I am not just weird or different among regular people, I am unusually among ASD. I don't fit in with aspies or other autistic people I've seen maybe except 1 or 2. I am weird among them. I am alone. Where can I find people to relate to? I am just too different compared to EVERYONE I think.

-Ga

John Craig said...

Ga --
I don't know what to tell you. I've said before, you don't come across as either Aspergery or autistic in your comments (most of the time). Maybe your high IQ simply disguises it better. (I know someone else like that.) And you say you have a poor memory, but you seemed surprised the other day when I didn't remember that you had told me about the Kaczynski/CIA connection previously. Maybe you expect too much of your own memory. We all forget things from time to time.

As far as social skills, keep in mind that another thing that can make someone seem weird to others is simply a very high IQ. That can render you a misfit among more average IQ's. I'm not suggesting you don't have Aspergers, or another syndrome, or maybe even a combination as you suggest. But "high IQ" can seem like a syndrome unto itself at times.

My guess is, and it's only a guess, that you have Aspergers and something else. That something else could low level depression, which sometimes isn't recognized. Or it could be circumstantial, an overall anomie caused by the fact that you're not happy with your life situation. In that sense, maybe your feelings are a good thing in that they'll motivate you to do something else with your life.

R said...

Liberal here but find your article helpful. Undiagnosed aspergers husband and he thinks he's normal and I am the problem. He prides himself on being normal while I am not normal and the problem. Normal is a thing for him. I am more fluid in my concepts about life and people and yet find myself needing to recognize that he is rigid and even egocentric and narcissistic, certainly lacks empathy. He is the center of the universe.If he does not calculate that something is then it isn't and visa versa. Aspergers is on the spectrum of human. We are all different expressions of human, but it is not OK at all to grab the human spectrum and own it from any one perspective. The problem is who OWNS humanity. NO ONE DOES. And it is vital that we all OWN OURSELVES. I have been blameshifted, gaslighted, scapegoated by an aspie who believes he owns "normal" and I am satan's spawn for having emotions and need to connect for the least 20 years and it has been life suckingly humiliating and destructive. So NO ONE GETS TO OWN WHO AND WHAT OTHERS SHOULD BE. WE ALL OWN OURSELVES AND RESPECT OTHERS FOR WHO THEY ARE INCLUDING THEIR NEEDS EVEN IF YOU CAN'T CONCEIVE OF THEM.

John Craig said...

R --
I hope you read my other post on Aspies from August '11:

http://justnotsaid.blogspot.com/2011/08/aspergers-syndrome.html

Other commenters here have reported the same thing: that the Aspie spouse thinks he or she is the normal one, and, when told they have Aspergers, then accuse their spouse of having it. (And I've had similar experiences.) Part of the nature of Aspergers is that they can't ever admit they've been wrong, and likewise, also can't admit there's anything wrong with them.

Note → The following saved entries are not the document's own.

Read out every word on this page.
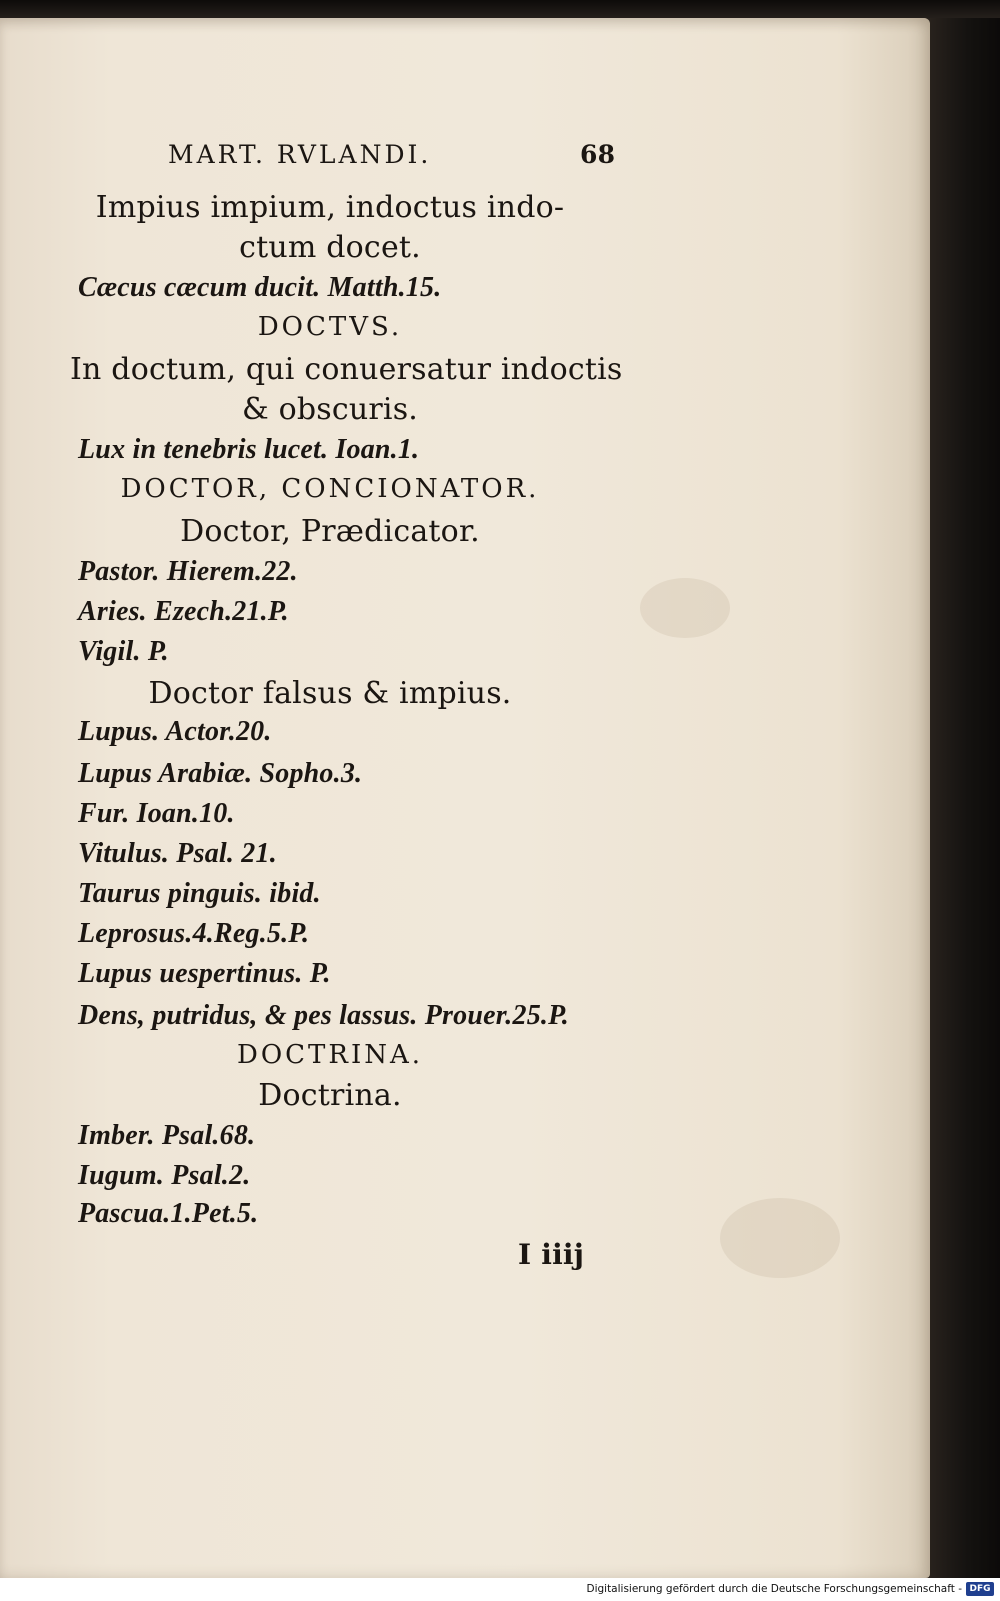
MART. RVLANDI.	68
Impius impium, indoctus indo-
ctum docet.
Cæcus cæcum ducit. Matth.15.
DOCTVS.
In doctum, qui conuersatur indoctis
& obscuris.
Lux in tenebris lucet. Ioan.1.
DOCTOR, CONCIONATOR.
Doctor, Prædicator.
Pastor. Hierem.22.
Aries. Ezech.21.P.
Vigil. P.
Doctor falsus & impius.
Lupus. Actor.20.
Lupus Arabiæ. Sopho.3.
Fur. Ioan.10.
Vitulus. Psal. 21.
Taurus pinguis. ibid.
Leprosus.4.Reg.5.P.
Lupus uespertinus. P.
Dens, putridus, & pes lassus. Prouer.25.P.
DOCTRINA.
Doctrina.
Imber. Psal.68.
Iugum. Psal.2.
Pascua.1.Pet.5.
I iiij
Digitalisierung gefördert durch die Deutsche Forschungsgemeinschaft - DFG
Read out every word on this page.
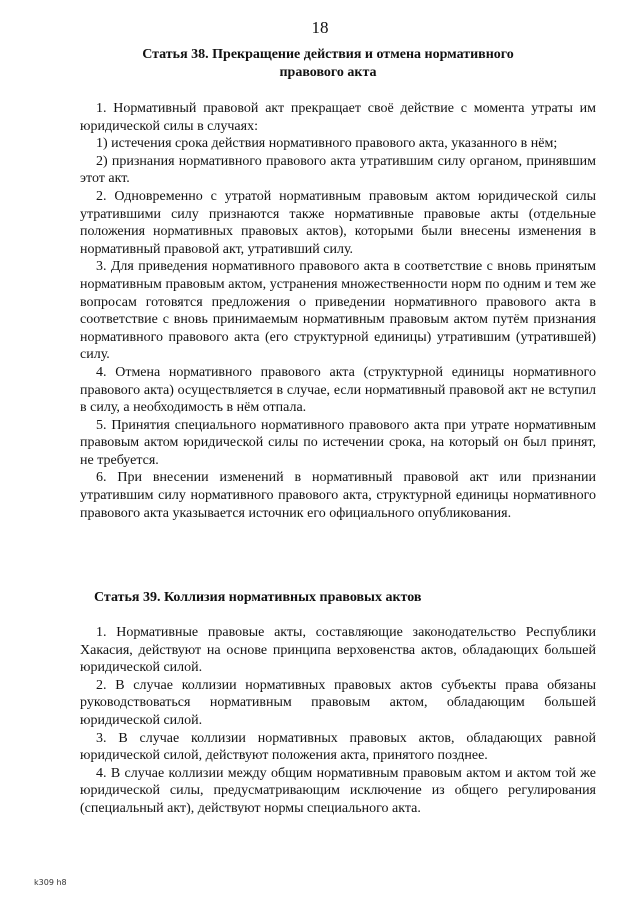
18
Статья 38. Прекращение действия и отмена нормативного
правового акта

1. Нормативный правовой акт прекращает своё действие с момента утраты им юридической силы в случаях:

1) истечения срока действия нормативного правового акта, указанного в нём;

2) признания нормативного правового акта утратившим силу органом, принявшим этот акт.

2. Одновременно с утратой нормативным правовым актом юридической силы утратившими силу признаются также нормативные правовые акты (отдельные положения нормативных правовых актов), которыми были внесены изменения в нормативный правовой акт, утративший силу.

3. Для приведения нормативного правового акта в соответствие с вновь принятым нормативным правовым актом, устранения множественности норм по одним и тем же вопросам готовятся предложения о приведении нормативного правового акта в соответствие с вновь принимаемым нормативным правовым актом путём признания нормативного правового акта (его структурной единицы) утратившим (утратившей) силу.

4. Отмена нормативного правового акта (структурной единицы нормативного правового акта) осуществляется в случае, если нормативный правовой акт не вступил в силу, а необходимость в нём отпала.

5. Принятия специального нормативного правового акта при утрате нормативным правовым актом юридической силы по истечении срока, на который он был принят, не требуется.

6. При внесении изменений в нормативный правовой акт или признании утратившим силу нормативного правового акта, структурной единицы нормативного правового акта указывается источник его официального опубликования.

Статья 39. Коллизия нормативных правовых актов

1. Нормативные правовые акты, составляющие законодательство Республики Хакасия, действуют на основе принципа верховенства актов, обладающих большей юридической силой.

2. В случае коллизии нормативных правовых актов субъекты права обязаны руководствоваться нормативным правовым актом, обладающим большей юридической силой.

3. В случае коллизии нормативных правовых актов, обладающих равной юридической силой, действуют положения акта, принятого позднее.

4. В случае коллизии между общим нормативным правовым актом и актом той же юридической силы, предусматривающим исключение из общего регулирования (специальный акт), действуют нормы специального акта.

k309 h8
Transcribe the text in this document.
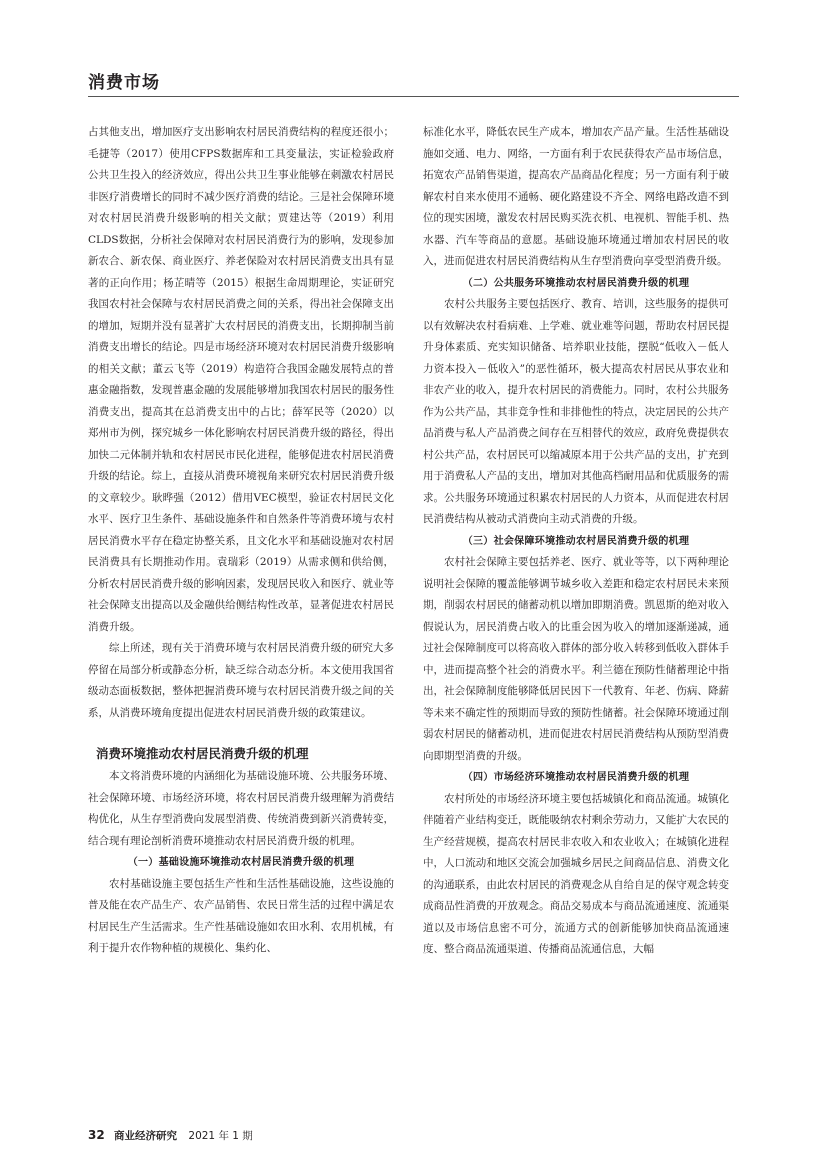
消费市场

占其他支出，增加医疗支出影响农村居民消费结构的程度还很小；毛捷等（2017）使用CFPS数据库和工具变量法，实证检验政府公共卫生投入的经济效应，得出公共卫生事业能够在刺激农村居民非医疗消费增长的同时不减少医疗消费的结论。三是社会保障环境对农村居民消费升级影响的相关文献；贾建达等（2019）利用CLDS数据，分析社会保障对农村居民消费行为的影响，发现参加新农合、新农保、商业医疗、养老保险对农村居民消费支出具有显著的正向作用；杨芷晴等（2015）根据生命周期理论，实证研究我国农村社会保障与农村居民消费之间的关系，得出社会保障支出的增加，短期并没有显著扩大农村居民的消费支出，长期抑制当前消费支出增长的结论。四是市场经济环境对农村居民消费升级影响的相关文献；董云飞等（2019）构造符合我国金融发展特点的普惠金融指数，发现普惠金融的发展能够增加我国农村居民的服务性消费支出，提高其在总消费支出中的占比；薛军民等（2020）以郑州市为例，探究城乡一体化影响农村居民消费升级的路径，得出加快二元体制并轨和农村居民市民化进程，能够促进农村居民消费升级的结论。综上，直接从消费环境视角来研究农村居民消费升级的文章较少。耿晔强（2012）借用VEC模型，验证农村居民文化水平、医疗卫生条件、基础设施条件和自然条件等消费环境与农村居民消费水平存在稳定协整关系，且文化水平和基础设施对农村居民消费具有长期推动作用。袁瑞彩（2019）从需求侧和供给侧，分析农村居民消费升级的影响因素，发现居民收入和医疗、就业等社会保障支出提高以及金融供给侧结构性改革，显著促进农村居民消费升级。

综上所述，现有关于消费环境与农村居民消费升级的研究大多停留在局部分析或静态分析，缺乏综合动态分析。本文使用我国省级动态面板数据，整体把握消费环境与农村居民消费升级之间的关系，从消费环境角度提出促进农村居民消费升级的政策建议。

消费环境推动农村居民消费升级的机理

本文将消费环境的内涵细化为基础设施环境、公共服务环境、社会保障环境、市场经济环境，将农村居民消费升级理解为消费结构优化，从生存型消费向发展型消费、传统消费到新兴消费转变，结合现有理论剖析消费环境推动农村居民消费升级的机理。

（一）基础设施环境推动农村居民消费升级的机理

农村基础设施主要包括生产性和生活性基础设施，这些设施的普及能在农产品生产、农产品销售、农民日常生活的过程中满足农村居民生产生活需求。生产性基础设施如农田水利、农用机械，有利于提升农作物种植的规模化、集约化、

标准化水平，降低农民生产成本，增加农产品产量。生活性基础设施如交通、电力、网络，一方面有利于农民获得农产品市场信息，拓宽农产品销售渠道，提高农产品商品化程度；另一方面有利于破解农村自来水使用不通畅、硬化路建设不齐全、网络电路改造不到位的现实困境，激发农村居民购买洗衣机、电视机、智能手机、热水器、汽车等商品的意愿。基础设施环境通过增加农村居民的收入，进而促进农村居民消费结构从生存型消费向享受型消费升级。

（二）公共服务环境推动农村居民消费升级的机理

农村公共服务主要包括医疗、教育、培训，这些服务的提供可以有效解决农村看病难、上学难、就业难等问题，帮助农村居民提升身体素质、充实知识储备、培养职业技能，摆脱“低收入－低人力资本投入－低收入”的恶性循环，极大提高农村居民从事农业和非农产业的收入，提升农村居民的消费能力。同时，农村公共服务作为公共产品，其非竞争性和非排他性的特点，决定居民的公共产品消费与私人产品消费之间存在互相替代的效应，政府免费提供农村公共产品，农村居民可以缩减原本用于公共产品的支出，扩充到用于消费私人产品的支出，增加对其他高档耐用品和优质服务的需求。公共服务环境通过积累农村居民的人力资本，从而促进农村居民消费结构从被动式消费向主动式消费的升级。

（三）社会保障环境推动农村居民消费升级的机理

农村社会保障主要包括养老、医疗、就业等等，以下两种理论说明社会保障的覆盖能够调节城乡收入差距和稳定农村居民未来预期，削弱农村居民的储蓄动机以增加即期消费。凯恩斯的绝对收入假说认为，居民消费占收入的比重会因为收入的增加逐渐递减，通过社会保障制度可以将高收入群体的部分收入转移到低收入群体手中，进而提高整个社会的消费水平。利兰德在预防性储蓄理论中指出，社会保障制度能够降低居民因下一代教育、年老、伤病、降薪等未来不确定性的预期而导致的预防性储蓄。社会保障环境通过削弱农村居民的储蓄动机，进而促进农村居民消费结构从预防型消费向即期型消费的升级。

（四）市场经济环境推动农村居民消费升级的机理

农村所处的市场经济环境主要包括城镇化和商品流通。城镇化伴随着产业结构变迁，既能吸纳农村剩余劳动力，又能扩大农民的生产经营规模，提高农村居民非农收入和农业收入；在城镇化进程中，人口流动和地区交流会加强城乡居民之间商品信息、消费文化的沟通联系，由此农村居民的消费观念从自给自足的保守观念转变成商品性消费的开放观念。商品交易成本与商品流通速度、流通渠道以及市场信息密不可分，流通方式的创新能够加快商品流通速度、整合商品流通渠道、传播商品流通信息，大幅

32 商业经济研究 2021 年 1 期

It's easy to mistake that trait for narcissism, but it's a little different. Narcissists tend to get pretty high on themselves, and spend a fair amount of time boasting/preening etc. In my experience, Aspies don't do that. But they are, as you point out, rigid and egocentric, and you either have to adapt to their world view or expect a meltdown.

John Craig said...

Dear I don't have a display name --

Your grasp of grammar, syntax, tense, and sentence structure speaks volumes.